Mingquan Zhou of Millbrae CA (US)

Ronan Browne of Fairfax CA (US)

Wonmin Byeon of Santa Cruz CA (US)

AUDIO-DRIVEN FACIAL ANIMATION WITH EMOTION SUPPORT USING MACHINE LEARNING - A simplified explanation of the abstract

This abstract first appeared for US patent application 20240013462 titled 'AUDIO-DRIVEN FACIAL ANIMATION WITH EMOTION SUPPORT USING MACHINE LEARNING

Simplified Explanation

The abstract describes a patent application for a deep neural network that can generate motion or deformation information for a character based on audio input, accurately representing the character's emotional state. The network can model different facial components separately and generate motion information for each component. During training, the network can be provided with emotion and style vectors to generate realistic animation for input speech, considering the character's emotions, relative weighting of those emotions, and any adjustments to how the character expresses the emotional state. The network output can be used by a renderer to generate emotion-accurate audio-driven facial animation.

  • The patent application describes a deep neural network that generates motion or deformation information for a character based on audio input.
  • The network can model different facial components separately, allowing for motion information to be generated for each component.
  • During training, the network is provided with emotion and style vectors to generate realistic animation for input speech.
  • The emotion and style vectors indicate the character's emotions, relative weighting of those emotions, and any adjustments to how the character expresses the emotional state.
  • The network output can be used by a renderer to generate audio-driven facial animation that accurately represents the character's emotional state.

Potential Applications:

  • Animation and gaming industry: This technology can be used to create more realistic and emotionally expressive characters in animated movies, video games, and virtual reality experiences.
  • Virtual assistants and chatbots: The technology can be applied to virtual assistants and chatbots to enhance their ability to convey emotions and engage with users on a more human-like level.
  • Therapy and mental health: The technology can be utilized in therapeutic applications, such as virtual reality therapy, to create virtual characters that can accurately express and respond to emotions, aiding in emotional regulation and empathy development.

Problems Solved:

  • Lack of emotional expressiveness in animated characters: This technology addresses the challenge of creating animated characters that can accurately convey emotions, enhancing the overall realism and engagement of animations.
  • Limited emotional range in virtual assistants and chatbots: By incorporating emotion-accurate facial animation, virtual assistants and chatbots can better understand and respond to users' emotions, improving the user experience.
  • Difficulty in creating emotionally engaging virtual experiences: The technology solves the problem of creating virtual experiences that evoke emotional responses from users, making them more immersive and impactful.

Benefits:

  • Enhanced realism and engagement: The technology allows for the creation of animated characters that can realistically express emotions, resulting in more engaging and immersive animations, games, and virtual experiences.
  • Improved user experience: Virtual assistants and chatbots equipped with emotion-accurate facial animation can better understand and respond to users' emotions, providing a more personalized and empathetic interaction.
  • Therapeutic applications: The technology can be utilized in therapeutic settings to create virtual characters that aid in emotional regulation, empathy development, and mental health treatment.
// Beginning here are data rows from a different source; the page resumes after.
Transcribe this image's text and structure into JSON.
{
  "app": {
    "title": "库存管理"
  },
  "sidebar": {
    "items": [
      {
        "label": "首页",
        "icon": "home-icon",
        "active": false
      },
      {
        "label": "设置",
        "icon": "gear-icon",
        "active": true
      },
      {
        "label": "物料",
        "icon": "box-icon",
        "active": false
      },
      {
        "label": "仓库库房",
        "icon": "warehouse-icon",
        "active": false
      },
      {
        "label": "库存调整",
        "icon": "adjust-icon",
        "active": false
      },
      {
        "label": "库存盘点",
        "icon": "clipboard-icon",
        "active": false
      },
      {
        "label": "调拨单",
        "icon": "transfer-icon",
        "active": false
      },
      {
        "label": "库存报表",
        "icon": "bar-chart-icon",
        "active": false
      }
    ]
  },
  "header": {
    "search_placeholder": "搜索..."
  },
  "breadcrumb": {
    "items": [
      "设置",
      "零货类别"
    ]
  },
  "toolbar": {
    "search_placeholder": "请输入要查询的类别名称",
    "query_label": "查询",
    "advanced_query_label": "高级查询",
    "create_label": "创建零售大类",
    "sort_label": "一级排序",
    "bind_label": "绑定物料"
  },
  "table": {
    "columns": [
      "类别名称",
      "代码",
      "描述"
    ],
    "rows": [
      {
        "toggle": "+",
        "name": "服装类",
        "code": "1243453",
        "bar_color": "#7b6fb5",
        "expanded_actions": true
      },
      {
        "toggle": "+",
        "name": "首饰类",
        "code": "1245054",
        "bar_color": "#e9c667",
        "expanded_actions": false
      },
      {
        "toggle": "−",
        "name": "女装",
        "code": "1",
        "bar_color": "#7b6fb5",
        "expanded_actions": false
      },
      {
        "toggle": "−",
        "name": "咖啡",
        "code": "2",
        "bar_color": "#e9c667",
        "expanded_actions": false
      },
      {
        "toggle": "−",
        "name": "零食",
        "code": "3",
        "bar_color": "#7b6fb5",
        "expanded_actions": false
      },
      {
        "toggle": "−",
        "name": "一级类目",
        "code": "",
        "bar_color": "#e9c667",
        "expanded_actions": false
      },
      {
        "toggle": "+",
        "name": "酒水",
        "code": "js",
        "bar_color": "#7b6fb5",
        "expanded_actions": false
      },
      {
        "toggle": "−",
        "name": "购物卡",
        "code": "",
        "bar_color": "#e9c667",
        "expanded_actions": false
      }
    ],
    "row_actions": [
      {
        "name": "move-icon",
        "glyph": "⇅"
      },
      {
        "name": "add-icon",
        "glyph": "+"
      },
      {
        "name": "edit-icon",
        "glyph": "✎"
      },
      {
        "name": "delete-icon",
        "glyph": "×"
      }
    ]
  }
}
Original Abstract Submitted

a deep neural network can be trained to output motion or deformation information for a character that is representative of the character uttering speech contained in audio input, which is accurate for an emotional state of the character. the character can have different facial components or regions (e.g., head, skin, eyes, tongue) modeled separately, such that the network can output motion or deformation information for each of these different facial components. during training, the network can be provided with emotion and/or style vectors that indicate information to be used in generating realistic animation for input speech, as may relate to one or more emotions to be exhibited by the character, a relative weighting of those emotions, and any style or adjustments to be made to how the character expresses that emotional state. the network output can be provided to a renderer to generate audio-driven facial animation that is emotion-accurate.